At least, we couldn’t understand it in 2008. But thanks to the explosion of social media, everyone is a public figure, at least in a micro sense: we all have friends, followers, fans and drive-by haters. And a new generation of young female voters who have grown up being targets of digital abuse may empathize with the sexism that was and will be directed at Clinton.

After all, young women hear similar kinds of invective day after day, albeit on a much different scale. Whereas a man yelled, “Iron My Shirt!” at Clinton during a New Hampshire speech in her last campaign, young women posting on Tumblr get told to “make me a sammich”. As Clinton’s age and looks are dissected in the national media, a female college student somewhere will be told that she’s a hideous slut on YikYak.

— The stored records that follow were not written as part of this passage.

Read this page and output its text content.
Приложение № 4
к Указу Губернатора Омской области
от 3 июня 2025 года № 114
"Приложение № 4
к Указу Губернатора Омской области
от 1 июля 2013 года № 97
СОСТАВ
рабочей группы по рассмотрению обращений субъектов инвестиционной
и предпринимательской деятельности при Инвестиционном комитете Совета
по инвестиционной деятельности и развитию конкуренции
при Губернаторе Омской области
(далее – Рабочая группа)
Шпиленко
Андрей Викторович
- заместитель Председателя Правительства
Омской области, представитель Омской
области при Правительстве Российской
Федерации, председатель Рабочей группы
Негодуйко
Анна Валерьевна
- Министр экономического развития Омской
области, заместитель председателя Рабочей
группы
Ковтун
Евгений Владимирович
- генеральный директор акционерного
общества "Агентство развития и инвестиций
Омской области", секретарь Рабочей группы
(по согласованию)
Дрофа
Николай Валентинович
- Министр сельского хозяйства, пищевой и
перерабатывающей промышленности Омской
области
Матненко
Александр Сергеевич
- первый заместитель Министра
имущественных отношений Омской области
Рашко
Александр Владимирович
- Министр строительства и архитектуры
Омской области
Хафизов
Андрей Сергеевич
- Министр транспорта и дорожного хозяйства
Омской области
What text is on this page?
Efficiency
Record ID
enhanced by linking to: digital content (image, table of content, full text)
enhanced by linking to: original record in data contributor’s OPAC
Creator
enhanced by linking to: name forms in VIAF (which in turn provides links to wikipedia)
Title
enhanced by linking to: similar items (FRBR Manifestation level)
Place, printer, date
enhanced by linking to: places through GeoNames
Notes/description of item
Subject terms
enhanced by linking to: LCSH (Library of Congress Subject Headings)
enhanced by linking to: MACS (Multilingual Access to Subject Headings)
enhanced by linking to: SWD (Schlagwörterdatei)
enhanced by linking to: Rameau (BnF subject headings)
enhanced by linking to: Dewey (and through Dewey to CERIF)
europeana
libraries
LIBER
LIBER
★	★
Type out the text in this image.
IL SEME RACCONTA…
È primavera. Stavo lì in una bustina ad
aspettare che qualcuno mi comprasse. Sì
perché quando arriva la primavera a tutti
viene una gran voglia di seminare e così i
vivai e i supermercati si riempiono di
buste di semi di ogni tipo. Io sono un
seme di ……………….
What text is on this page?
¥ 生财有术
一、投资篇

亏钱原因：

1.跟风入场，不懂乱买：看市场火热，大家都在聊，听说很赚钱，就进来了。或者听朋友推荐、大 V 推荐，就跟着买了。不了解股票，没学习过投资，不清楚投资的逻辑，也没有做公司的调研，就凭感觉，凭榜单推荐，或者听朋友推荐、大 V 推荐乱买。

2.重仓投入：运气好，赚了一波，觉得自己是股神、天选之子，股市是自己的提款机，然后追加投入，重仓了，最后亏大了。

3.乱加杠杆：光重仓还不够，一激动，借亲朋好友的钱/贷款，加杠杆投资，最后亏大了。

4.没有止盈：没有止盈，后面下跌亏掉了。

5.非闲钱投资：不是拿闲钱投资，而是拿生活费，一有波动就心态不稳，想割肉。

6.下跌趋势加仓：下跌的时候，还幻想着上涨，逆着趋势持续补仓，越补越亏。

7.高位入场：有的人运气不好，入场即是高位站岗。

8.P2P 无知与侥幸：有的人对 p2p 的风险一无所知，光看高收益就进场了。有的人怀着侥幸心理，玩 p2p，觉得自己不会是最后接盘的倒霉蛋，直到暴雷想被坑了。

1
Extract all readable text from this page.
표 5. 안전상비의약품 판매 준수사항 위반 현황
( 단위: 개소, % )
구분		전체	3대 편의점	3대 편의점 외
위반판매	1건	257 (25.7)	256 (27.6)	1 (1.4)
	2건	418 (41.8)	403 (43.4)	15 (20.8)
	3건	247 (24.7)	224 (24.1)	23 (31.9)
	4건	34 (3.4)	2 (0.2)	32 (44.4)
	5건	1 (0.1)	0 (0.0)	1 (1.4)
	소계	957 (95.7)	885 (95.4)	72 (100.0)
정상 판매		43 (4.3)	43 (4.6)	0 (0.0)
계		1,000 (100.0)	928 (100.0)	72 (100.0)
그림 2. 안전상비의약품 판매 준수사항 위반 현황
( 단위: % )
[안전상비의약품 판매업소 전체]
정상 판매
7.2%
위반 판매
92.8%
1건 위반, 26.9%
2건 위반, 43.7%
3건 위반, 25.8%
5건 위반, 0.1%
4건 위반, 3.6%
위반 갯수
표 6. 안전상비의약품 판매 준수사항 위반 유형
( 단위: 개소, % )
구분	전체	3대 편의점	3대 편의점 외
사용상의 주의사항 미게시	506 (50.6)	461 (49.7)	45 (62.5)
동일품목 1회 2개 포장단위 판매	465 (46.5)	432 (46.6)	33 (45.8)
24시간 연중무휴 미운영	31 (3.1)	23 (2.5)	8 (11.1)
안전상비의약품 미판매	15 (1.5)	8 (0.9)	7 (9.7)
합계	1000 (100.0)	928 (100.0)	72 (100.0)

According to research from Pew, 65% of young internet users have been harassed online. Young women, in particular, were more likely to experience harassment on social media: 26% of young women polled said they had been stalked online and 25% were sexually harassed online. A 2006 study from the University of Maryland showed that internet users with female-sounding usernames were 25 times more likely to receive sexually explicit and threatening messages. (And that’s not even taking into account revenge porn or Gamergate.)

The online harassment of women is not likely to end anytime soon; neither is the sexism that targets Clinton. Jamia Wilson, the executive director of Women, Action & Media, told me that, while the misogyny aimed at Clinton may be less explicit than in 2008, that “undue focus on her husband, her looks, her attire, her personal life and her age will persist.”

So instead of ignoring the trolls – as we are all so oft told to do – it could be beneficial to Clinton’s campaign for her to speak directly about the sexism she faces and how she deals with it every day. After all, one of the defining moments of Clinton’s last presidential run was when someone asked her how she “keeps upbeat” in the face of it all and, in an authentic moment of frustration and sadness, she welled up a bit while giving her answer.

Clearly there is more to winning over young female voters than commiserating over sexist awfulness and advice on overcoming misogyny. But I’m betting there’s a deep-seated desire in a lot of young women to see sexist tormentors get theirs. Maybe they can’t stop the guy who tweets fat jokes at them, and maybe they’re too embarrassed to report the anonymous sexual threats in their Facebook messages. But what they can do is give a big “fuck you” to every get-back-in-the-kitchen YouTube bottom-dweller or cable news host jerk who mocks Clinton’s appearance by making their distaste known at the voting booth.

Then we’ll see who is making the sammiches. I’ll take an Italian sub.